Warrior in battle and life

Warrior in battle and life
(Submission) Muscogee (Creek) citizen Johnnie Warrior (left) during his time with the U.S. Army. (Right) Warrior today.

Darren DeLaune/Reporter

From sports to war, Citizens talks life

TUTTLE, Oklahoma — For as long as he can remember, Muscogee (Creek) citizen Johnnie Warrior has been around sports.

“It has been since I was five,” he said. “All these years I have been competing.”

Warrior said that growing up, all of his friends and relatives were always playing sports and he naturally followed suit.

“We were five-year-old boys playing,” he said. “We had a good little team.”

From that moment, it was always sports for Warrior.

“We had basketball, volleyball and baseball,” he said. “We did not have football but it was lunch hour football for us.”

Warrior was drafted to the U.S. Army in 1968. He was attending at Northeastern State University in Tahlequah, Oklahoma when he was drafted.

“I got drafted and spent two years in the Army,” he said.

He said while in the U.S. Army he volunteered for every bit of training he could do while he was still in the U.S.

“I was told if you volunteered for enough stuff you won’t go overseas,” Warrior said.

He said however, they did not tell him that some of the things that a soldier could volunteer for extended your time of service.

I was in Airborne school, NCO (Non-Commissioned Officer) school and beginning to go to Special Recon school but I was worn out so I decided not to do it,” Warrior said.

Then he was told he was going to Vietnam. He spent a year overseas.

“I was a squad leader,” Warrior said. “We did night patrols, daytime ambushes and security at times.”

He said he was strictly infantry. His responsibility was to protect the five to six other soldiers in his squad.

“The responsibility was all on me to take care of these guys,” Warrior said. “If you were with me, I am going to learn everything about you.”

Warrior wanted to know all he could about his soldiers for a very important reason.

“If we get into a firefight, will this guy hang in there or will he get so frightened he will lock-up (freeze),” he said.

Warrior said he carried all he could when he went out on an ambush.

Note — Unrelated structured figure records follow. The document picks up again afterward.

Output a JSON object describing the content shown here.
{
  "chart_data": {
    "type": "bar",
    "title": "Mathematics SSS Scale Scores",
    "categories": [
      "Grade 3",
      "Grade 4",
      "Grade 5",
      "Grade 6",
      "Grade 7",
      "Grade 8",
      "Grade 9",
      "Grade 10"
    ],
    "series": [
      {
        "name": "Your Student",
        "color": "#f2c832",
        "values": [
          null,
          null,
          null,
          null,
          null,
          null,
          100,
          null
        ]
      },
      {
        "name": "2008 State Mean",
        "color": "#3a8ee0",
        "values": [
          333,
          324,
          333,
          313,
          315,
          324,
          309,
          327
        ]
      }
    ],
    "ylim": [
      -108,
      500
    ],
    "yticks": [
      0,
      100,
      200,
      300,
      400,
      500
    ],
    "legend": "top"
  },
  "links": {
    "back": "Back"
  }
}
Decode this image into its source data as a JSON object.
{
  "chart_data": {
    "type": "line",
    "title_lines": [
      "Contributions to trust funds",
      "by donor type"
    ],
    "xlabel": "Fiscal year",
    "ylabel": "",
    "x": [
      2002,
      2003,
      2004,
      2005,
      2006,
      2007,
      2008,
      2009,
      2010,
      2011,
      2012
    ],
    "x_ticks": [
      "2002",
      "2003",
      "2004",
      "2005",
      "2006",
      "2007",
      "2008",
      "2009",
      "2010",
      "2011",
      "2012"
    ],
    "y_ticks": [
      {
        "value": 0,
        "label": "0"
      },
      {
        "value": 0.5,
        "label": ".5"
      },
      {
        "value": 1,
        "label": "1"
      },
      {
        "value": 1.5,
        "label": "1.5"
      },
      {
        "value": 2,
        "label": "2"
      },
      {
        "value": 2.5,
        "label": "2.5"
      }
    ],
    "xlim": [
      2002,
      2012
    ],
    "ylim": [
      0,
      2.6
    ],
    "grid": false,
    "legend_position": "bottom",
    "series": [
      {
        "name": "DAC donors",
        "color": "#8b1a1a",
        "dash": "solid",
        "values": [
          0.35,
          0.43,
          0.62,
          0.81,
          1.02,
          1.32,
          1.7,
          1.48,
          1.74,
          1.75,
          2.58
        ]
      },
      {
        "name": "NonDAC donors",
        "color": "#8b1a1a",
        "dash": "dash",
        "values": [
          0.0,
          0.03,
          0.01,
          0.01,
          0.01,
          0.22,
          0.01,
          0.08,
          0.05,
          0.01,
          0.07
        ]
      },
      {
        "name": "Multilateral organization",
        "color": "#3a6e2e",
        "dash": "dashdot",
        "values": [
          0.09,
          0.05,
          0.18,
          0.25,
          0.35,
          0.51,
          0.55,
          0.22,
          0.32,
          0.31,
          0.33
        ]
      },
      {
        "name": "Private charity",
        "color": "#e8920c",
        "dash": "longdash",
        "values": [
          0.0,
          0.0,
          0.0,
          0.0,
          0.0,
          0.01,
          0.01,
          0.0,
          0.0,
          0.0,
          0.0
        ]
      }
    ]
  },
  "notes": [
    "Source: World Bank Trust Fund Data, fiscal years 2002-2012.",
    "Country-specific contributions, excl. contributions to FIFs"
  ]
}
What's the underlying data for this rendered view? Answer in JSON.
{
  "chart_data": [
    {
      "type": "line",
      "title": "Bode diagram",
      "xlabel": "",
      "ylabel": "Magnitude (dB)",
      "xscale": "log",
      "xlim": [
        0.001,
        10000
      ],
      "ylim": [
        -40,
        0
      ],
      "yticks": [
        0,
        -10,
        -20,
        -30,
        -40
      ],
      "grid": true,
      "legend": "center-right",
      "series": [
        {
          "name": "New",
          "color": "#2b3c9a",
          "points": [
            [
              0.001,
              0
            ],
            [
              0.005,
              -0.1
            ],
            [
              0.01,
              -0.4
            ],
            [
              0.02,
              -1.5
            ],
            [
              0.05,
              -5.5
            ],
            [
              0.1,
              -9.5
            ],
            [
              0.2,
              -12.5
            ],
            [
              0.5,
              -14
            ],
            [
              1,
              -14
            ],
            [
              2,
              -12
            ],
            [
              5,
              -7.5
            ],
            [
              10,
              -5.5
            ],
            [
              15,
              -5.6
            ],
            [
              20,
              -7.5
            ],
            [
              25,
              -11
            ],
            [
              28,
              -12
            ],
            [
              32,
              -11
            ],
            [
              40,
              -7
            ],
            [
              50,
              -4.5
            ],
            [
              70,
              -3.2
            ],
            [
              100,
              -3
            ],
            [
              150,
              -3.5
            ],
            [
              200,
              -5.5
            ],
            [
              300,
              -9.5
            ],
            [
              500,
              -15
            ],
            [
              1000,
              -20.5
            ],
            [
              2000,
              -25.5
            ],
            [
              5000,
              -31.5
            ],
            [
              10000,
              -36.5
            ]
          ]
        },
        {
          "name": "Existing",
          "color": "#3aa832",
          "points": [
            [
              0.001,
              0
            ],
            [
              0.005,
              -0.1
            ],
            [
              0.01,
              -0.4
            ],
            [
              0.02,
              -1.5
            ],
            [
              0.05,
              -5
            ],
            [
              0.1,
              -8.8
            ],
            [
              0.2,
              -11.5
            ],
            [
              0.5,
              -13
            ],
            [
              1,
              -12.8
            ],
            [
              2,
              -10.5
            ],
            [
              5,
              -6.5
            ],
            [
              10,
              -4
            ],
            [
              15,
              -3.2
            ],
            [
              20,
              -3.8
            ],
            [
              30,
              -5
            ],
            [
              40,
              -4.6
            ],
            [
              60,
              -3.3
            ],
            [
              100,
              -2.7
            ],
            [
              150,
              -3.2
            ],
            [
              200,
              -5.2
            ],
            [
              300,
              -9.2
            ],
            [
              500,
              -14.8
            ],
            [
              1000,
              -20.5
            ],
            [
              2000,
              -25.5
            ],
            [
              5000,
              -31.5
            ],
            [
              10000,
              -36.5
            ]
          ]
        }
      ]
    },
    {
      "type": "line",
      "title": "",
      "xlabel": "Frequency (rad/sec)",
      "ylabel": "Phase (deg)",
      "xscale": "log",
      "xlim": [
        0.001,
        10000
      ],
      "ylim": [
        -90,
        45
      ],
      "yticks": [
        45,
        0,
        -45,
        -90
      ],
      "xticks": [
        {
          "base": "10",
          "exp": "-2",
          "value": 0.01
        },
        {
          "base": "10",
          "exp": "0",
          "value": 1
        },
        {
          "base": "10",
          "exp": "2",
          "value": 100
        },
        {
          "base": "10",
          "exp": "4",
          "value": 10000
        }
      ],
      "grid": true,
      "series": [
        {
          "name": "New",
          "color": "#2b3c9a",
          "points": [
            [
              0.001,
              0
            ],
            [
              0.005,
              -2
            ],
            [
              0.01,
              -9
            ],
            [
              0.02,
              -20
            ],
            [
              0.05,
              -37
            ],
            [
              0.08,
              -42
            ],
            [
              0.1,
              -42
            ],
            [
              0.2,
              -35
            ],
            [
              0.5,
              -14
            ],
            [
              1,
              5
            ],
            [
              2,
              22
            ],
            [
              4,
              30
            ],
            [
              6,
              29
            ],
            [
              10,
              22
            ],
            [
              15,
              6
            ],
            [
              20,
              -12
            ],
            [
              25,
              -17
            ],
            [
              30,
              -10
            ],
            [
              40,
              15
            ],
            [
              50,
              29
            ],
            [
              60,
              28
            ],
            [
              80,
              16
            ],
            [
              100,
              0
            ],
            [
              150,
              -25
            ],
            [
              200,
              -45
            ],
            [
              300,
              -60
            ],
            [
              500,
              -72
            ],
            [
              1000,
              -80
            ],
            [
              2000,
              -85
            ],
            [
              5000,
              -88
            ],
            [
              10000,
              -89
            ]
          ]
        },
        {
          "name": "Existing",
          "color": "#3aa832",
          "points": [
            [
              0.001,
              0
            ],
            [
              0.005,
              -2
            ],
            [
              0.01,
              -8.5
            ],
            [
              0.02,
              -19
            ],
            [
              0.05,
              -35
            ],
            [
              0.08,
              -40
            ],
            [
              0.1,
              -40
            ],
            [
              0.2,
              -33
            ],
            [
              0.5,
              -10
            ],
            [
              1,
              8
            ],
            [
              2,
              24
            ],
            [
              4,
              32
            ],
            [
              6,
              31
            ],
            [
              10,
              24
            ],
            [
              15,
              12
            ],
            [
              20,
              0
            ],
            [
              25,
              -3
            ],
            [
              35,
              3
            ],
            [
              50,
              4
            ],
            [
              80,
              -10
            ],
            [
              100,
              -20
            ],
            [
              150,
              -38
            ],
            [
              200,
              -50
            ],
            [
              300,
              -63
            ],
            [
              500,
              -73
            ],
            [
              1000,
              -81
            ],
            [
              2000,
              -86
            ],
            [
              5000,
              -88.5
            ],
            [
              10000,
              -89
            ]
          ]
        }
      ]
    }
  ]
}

“I carried a .45 (pistol), bayonet (knife), a regular knife, grenades and we had jackets that we could load all of our magazines (extra ammunition),” he said. “We all had M-16’s.”

He remembers when he was in a gun battle with the North Vietnamese soldiers and his squad was pinned down.

“I remember my mother gave me a watch,” Warrior said. “I was in the water when we took cover and the mud took my watch off.”

Warrior told himself that he could not lose the watch. So there he was, in the midst of battle, searching for his watch.

“We were getting shot at, at the same time,” he said.

Luckily, while fighting the enemy, he found his watch while under heavy fire. One of the bullets hit the dirt, spraying his face with mud and dirt. Face scratched up, muddy and in the heat of battle Warrior looked to his fellow soldier.

“(The bullet) hit the soldier that was next to me on his gun and went onto his jaw,” Warrior said.

Warrior said he was exposed to Agent Orange. AO is a chemical that contained dioxin and was used during the Vietnam War. Soldiers that were exposed to it has had health problems.

He said during that time he and the other soldiers did not know that AO was being sprayed out in the areas where they patrolled.

“We slept in the mud and in the water,” Warrior said.

After serving a year overseas, he finally returned home to Kellyville, Oklahoma but when he flew into Tulsa, Oklahoma it was not what he expected.

“Nobody said ‘Congratulations,’ or ‘Welcome Home,’” Warrior said. “I found out later we were getting called ‘Baby Killers,’ and all kinds of bad names.”

He finally was able to get ahold of his family and they came to get him from the airport.

“I said ‘Can you come by and pick up a military boy?’” Warrior said. “All I heard was screaming and hollering. They were happy I was back.”

While overseas, he had a fear of losing a hand or foot.

“It would have kept me from sports,” Warrior said.

It was an adjustment coming back from Vietnam and watching sports helped acclimate him back to life back in Oklahoma.

“I started getting calls to come and play softball,” he said. “At first, I didn’t but I decided to play.”

After that he was back to what he did before he was in the armed forces.

“I wanted to play as much as possible,” Warrior said.

Warrior does not play anymore but he still stays busy. He played up until 2013, but before the 2014 season he became sick.

“I’m limited physically,” he said. “That bothers me some because I know it is the Agent Orange that is the cause of that.”

He said he has been working with the U.S. Department of Veteran Affairs but it is still an ongoing process.

“I want them to admit that it (Agent Orange) causes illness,” Warrior said. “No telling how many Vietnam vets came home and passed away and nobody knew why.”

Warrior said he stays busy by going to watch the younger generation play.

“I have grandsons that play,” he said. “They are involved in sports. I will go and watch it anywhere.”

He said he feels this is something he needs to do because he was always moving and going to do things, as much as he could.

“They keep me active,” Warrior said.